I’m other things, too, of course. I’m a marketer. I’m an MBA. I’m a Real Housewives junkie and, as of recently, I’m a blogger. But the longest, self-selected title I’ve held throughout my life is Writer.

As a Writer, I tend to admire and – if I’m lucky – form special bonds with other Creative Souls who have similarly self-selected titles. Singers. Designers. Performers. One of my best friends is a Dancer. He’s a major deal who’s danced for presidents and has his own dance company and interprets his life through the lens of his passion every single day. It’s magical to watch and even more magical to know personally.

We talk A LOT about who we are.

Not too long ago, we were having another one of our chats. The kind of chats we’ve been having since high school. I was in the middle of talking about the Finding-A-Literary-Agent Process, which sucks for all Writers, which is exhausting both mentally and (somehow) physically, which makes you start to wonder about weird things like whether your title looks better in all-caps or sentence case, or if you actually even know how to form a sentence at all. In response, he started telling me about his emotional equivalent as a Dancer – the feelings that swirl around trying out for show after show or part after part and, then, not getting it. And he told me that something he started to realize a long time ago was that his job, as a Dancer, was NOT to book jobs. His job, as a Dancer, was to audition.

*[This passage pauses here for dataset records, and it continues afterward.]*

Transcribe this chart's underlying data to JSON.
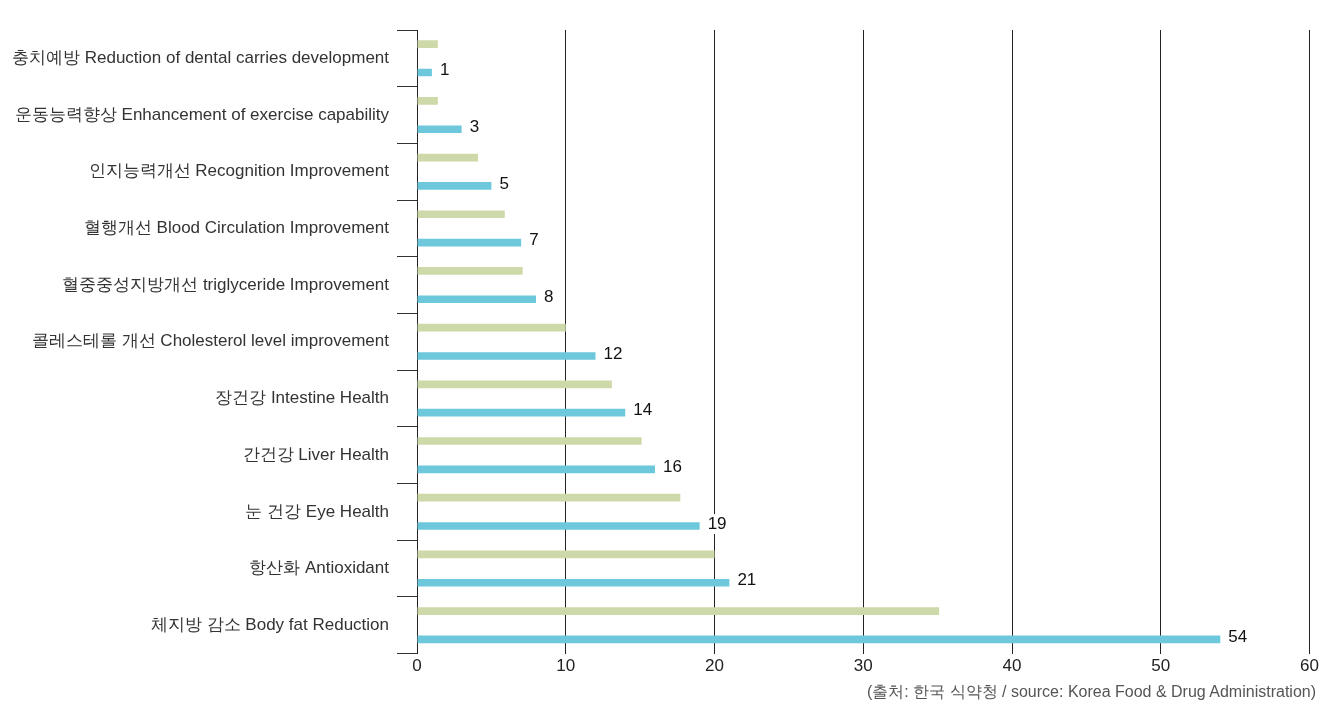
{
  "chart_data": {
    "type": "bar",
    "orientation": "horizontal",
    "categories": [
      "충치예방 Reduction of dental carries development",
      "운동능력향상 Enhancement of exercise capability",
      "인지능력개선 Recognition Improvement",
      "혈행개선 Blood Circulation Improvement",
      "혈중중성지방개선 triglyceride Improvement",
      "콜레스테롤 개선 Cholesterol level improvement",
      "장건강 Intestine Health",
      "간건강 Liver Health",
      "눈 건강 Eye Health",
      "항산화 Antioxidant",
      "체지방 감소 Body fat Reduction"
    ],
    "series": [
      {
        "color": "#cdd9a8",
        "values": [
          1.4,
          1.4,
          4.1,
          5.9,
          7.1,
          10,
          13.1,
          15.1,
          17.7,
          20,
          35.1
        ]
      },
      {
        "color": "#6ec8dc",
        "values": [
          1,
          3,
          5,
          7,
          8,
          12,
          14,
          16,
          19,
          21,
          54
        ],
        "value_labels": [
          "1",
          "3",
          "5",
          "7",
          "8",
          "12",
          "14",
          "16",
          "19",
          "21",
          "54"
        ]
      }
    ],
    "xlim": [
      0,
      60
    ],
    "xticks": [
      0,
      10,
      20,
      30,
      40,
      50,
      60
    ],
    "grid": "x",
    "annotations": [
      "(출처: 한국 식약청 / source: Korea Food & Drug Administration)"
    ]
  }
}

And then that translated to the following suggestion from him to me: That my job, as a Writer, is NOT to land an agent. My job, as a Writer, is to submit.

Per usual (whenever another amazing person in my life says something amazing), my mind was blown, I momentarily wondered why everyone around me kind of talks like a fortune cookie, and then I iterated, reinterpreted, and bounced the following idea back at him:

Maybe our jobs as Dancers and Writers aren’t to audition or submit at all. Maybe our jobs, quite simply, are to Dance and Write.

He agreed.

So here’s my thing: a Singer, by definition, is a person who sings. A Runner, a person who runs. A Dreamer, a person who dreams. We hesitate to proclaim that those are the things that we are – that we deserve those titles – because we get scared about what we’ll say when the World says, “Prove it.” We feel dumb, or embarrassed, or loser-ish when we can’t point to our single on iTunes, or that marathon we crushed, so we hesitate. We say it softly, if at all. We preface it with “I want to be” or “I’m trying to be” when the truth is that we already are.

Vincent Van Gogh said the following:

“If you hear a voice within you say ‘You cannot paint,’ then, by all means, paint. And that voice will be silenced.”

So, to all of you, this is what I hope you’ll realize:

If you want to be a Painter, you don’t need anyone’s permission. You don’t need any validation. You don’t need a Sistine Chapel. You just need to paint. A lot. Every day, if you can. But it starts with the first day; with the very first act. It can start, quite literally, right now.

So, paint.

Dance.

Sing.

Run.

Write.

Dream.

You are what you say you are, not what the World says you are. So say it. Don’t whisper it. SAY IT. Believe in what you are, and the rest of us will follow.

Tell us who you are and, before you know it, we will listen.